JSON to TSV transformer.
Transforms JSON into tab-separated line-oriented output, for easier processing in Unix-style pipelines.
jsontsv
Transforms JSON objects into delimiter-separated line-oriented output, which is more convenient for downstream processing with Unix tools like grep
, awk
, diff
, etc. Also useful for converting JSON data into spreadsheet data: CSV-style output is supported.
Synopsis
input:
{
"title": "Terminator 2: Judgment Day",
"year": 1991,
"stars": [
{
"name": "Arnold Schwarzenegger"
},
{
"name": "Linda Hamilton"
}
],
"ratings": {
"imdb": 8.5
}
}
{
"title": "Interstellar",
"year": 2014,
"stars": [
{
"name": "Matthew McConaughey"
},
{
"name": "Anne Hathaway"
}
],
"ratings": {
"imdb": 8.9
}
}
Note that this input is not actually JSON at the top-level. It is a stream of JSON objects. It can be fed into jsontsv
:
jsontsv 'title year stars.name ratings.imdb' < input
outputs this tab-separated text:
Terminator 2: Judgment Day 1991 Arnold Schwarzenegger,Linda Hamilton 8.5
Interstellar 2014 Matthew McConaughey,Anne Hathaway 8.9
You can pick off array elements using [i]
syntax:
jsontsv 'title year stars[0].name' < input
outputs
Terminator 2: Judgment Day 1991 Arnold Schwarzenegger
Interstellar 2014 Matthew McConaughey
Use the -H
flag to output the headers and the Unix tool column
to align the columns for prettier output:
cat input | jsontsv -H 'title year stars.name ratings.imdb' | column -s $'\t' -t
outputs
title year stars.name ratings.imdb
Terminator 2: Judgment Day 1991 Arnold Schwarzenegger,Linda Hamilton 8.5
Interstellar 2014 Matthew McConaughey,Anne Hathaway 8.9
Mapping an array index getter over nested arrays
As of version 0.1.5.0, you can map an index getter over arrays, such as this
{"id":2,"cast":[["Michael Caine",13473],["Demi Moore",65231]]}
with this expression
jsontsv -a '|' 'id cast._[0]' < input
This results in:
2 Michael Caine|Demi Moore
Extracting 2-tuple values
From version 0.1.5.0, you can can access lists of pairs, e.g.

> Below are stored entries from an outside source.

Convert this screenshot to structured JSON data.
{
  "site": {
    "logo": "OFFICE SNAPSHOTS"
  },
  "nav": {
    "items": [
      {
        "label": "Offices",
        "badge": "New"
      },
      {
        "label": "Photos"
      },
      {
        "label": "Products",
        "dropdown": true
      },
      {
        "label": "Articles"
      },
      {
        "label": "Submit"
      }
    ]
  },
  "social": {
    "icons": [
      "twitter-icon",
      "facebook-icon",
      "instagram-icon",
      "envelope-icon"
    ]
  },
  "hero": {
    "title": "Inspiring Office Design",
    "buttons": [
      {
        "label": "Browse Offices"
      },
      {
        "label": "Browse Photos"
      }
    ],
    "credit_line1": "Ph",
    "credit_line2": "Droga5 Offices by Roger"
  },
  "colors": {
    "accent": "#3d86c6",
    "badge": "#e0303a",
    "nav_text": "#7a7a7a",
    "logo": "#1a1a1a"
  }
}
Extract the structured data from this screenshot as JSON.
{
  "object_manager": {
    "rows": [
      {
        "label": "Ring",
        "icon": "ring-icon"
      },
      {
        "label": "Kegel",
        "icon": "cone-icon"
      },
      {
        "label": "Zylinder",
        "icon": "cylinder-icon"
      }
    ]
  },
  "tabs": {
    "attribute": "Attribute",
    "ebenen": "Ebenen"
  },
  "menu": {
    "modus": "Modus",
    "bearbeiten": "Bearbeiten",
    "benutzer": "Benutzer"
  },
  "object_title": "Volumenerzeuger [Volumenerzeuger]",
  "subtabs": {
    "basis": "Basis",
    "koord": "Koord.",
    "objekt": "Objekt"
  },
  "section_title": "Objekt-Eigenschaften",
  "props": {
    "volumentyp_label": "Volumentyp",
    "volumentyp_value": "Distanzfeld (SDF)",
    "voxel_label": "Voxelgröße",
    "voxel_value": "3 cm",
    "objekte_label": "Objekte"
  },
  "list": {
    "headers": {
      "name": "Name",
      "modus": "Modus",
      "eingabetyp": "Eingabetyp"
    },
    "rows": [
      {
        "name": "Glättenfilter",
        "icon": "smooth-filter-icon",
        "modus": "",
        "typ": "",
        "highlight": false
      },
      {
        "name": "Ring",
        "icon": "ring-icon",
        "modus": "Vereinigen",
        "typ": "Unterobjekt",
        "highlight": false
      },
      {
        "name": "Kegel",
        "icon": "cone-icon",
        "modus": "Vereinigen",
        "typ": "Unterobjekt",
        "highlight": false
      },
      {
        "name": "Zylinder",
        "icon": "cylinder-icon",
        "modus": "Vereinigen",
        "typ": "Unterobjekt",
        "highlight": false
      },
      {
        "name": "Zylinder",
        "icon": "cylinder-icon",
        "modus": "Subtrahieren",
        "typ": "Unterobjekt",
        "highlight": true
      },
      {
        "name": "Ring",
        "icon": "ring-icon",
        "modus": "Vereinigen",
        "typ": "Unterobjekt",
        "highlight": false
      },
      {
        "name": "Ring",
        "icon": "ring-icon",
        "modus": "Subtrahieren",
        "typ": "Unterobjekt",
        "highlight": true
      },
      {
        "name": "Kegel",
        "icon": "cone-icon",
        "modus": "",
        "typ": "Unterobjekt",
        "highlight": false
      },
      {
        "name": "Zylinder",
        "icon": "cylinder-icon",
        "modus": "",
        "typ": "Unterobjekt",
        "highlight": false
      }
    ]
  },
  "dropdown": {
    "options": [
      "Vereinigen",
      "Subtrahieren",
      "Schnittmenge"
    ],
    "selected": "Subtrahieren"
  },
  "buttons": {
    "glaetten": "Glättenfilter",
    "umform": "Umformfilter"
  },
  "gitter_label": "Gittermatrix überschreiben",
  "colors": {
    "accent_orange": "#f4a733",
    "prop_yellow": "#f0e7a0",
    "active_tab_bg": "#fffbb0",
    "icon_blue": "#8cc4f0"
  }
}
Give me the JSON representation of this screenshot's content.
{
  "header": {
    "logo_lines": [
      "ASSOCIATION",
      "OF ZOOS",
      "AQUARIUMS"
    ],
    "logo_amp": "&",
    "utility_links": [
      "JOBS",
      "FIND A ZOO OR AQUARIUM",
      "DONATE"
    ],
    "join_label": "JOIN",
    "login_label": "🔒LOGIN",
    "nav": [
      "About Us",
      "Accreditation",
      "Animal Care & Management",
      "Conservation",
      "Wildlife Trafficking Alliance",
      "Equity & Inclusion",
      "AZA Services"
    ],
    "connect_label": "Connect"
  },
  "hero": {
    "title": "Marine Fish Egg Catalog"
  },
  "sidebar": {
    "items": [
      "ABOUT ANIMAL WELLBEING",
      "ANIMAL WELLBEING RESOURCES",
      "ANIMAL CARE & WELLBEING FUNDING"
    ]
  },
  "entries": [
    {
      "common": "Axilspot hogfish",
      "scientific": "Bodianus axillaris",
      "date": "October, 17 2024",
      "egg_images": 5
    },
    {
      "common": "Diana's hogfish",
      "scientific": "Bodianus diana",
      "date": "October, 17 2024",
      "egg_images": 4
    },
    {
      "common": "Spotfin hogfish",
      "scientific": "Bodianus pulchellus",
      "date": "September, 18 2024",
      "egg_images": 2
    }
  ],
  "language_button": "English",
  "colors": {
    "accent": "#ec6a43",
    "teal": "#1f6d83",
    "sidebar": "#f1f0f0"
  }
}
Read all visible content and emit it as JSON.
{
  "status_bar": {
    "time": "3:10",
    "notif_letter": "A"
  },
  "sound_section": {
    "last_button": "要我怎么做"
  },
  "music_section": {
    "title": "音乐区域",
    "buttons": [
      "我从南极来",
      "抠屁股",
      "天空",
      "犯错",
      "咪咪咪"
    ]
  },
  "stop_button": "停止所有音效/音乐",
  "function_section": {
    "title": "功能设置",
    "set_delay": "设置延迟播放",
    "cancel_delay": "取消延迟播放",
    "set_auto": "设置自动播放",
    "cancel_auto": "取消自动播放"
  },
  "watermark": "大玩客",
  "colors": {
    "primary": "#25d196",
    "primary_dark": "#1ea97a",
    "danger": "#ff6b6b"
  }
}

{"menu":[["dinner","fish"],["dessert","pie"]]}
with the expression ["KEY"]
, e.g.:
jsontsv 'menu["dinner"]'
# => fish
jsontsv 'menu["dessert"]'
# => pie
jsontsv 'menu["drink"]'
# => null
This is useful because Data.Aeson emits Haskell 2-tuples in this format:
ghci> encode [("dinner", "fish"),("dessert","pie")]
"[[\"dinner\",\"fish\"],[\"dessert\",\"pie\"]]"
Moreover, encoding 2-tuples is often preferable to encoding Data.Map.Map
because encoding 2-tuples preserves ordering, whereas encoding Map
does not.
Installation
Assuming you have a recent version of the Haskell platform on your system,
cabal update
cabal install jsontsv
Alternatively,
git clone [email protected]:danchoi/jsontsv.git
cd jsontsv
cabal sandbox init
cabal install
# Now copy .cabal-sandbox/bin/jsontsv to your PATH
Usage
jsontsv
Usage: jsontsv FIELDS [-a DELIM] ([-c|--csv] | [-d DELIM]) [-H]
[-n|--null-string STRING] [-t|--true-string STRING]
[-f|--false-string STRING] [-N|--newline STRING] [--debug]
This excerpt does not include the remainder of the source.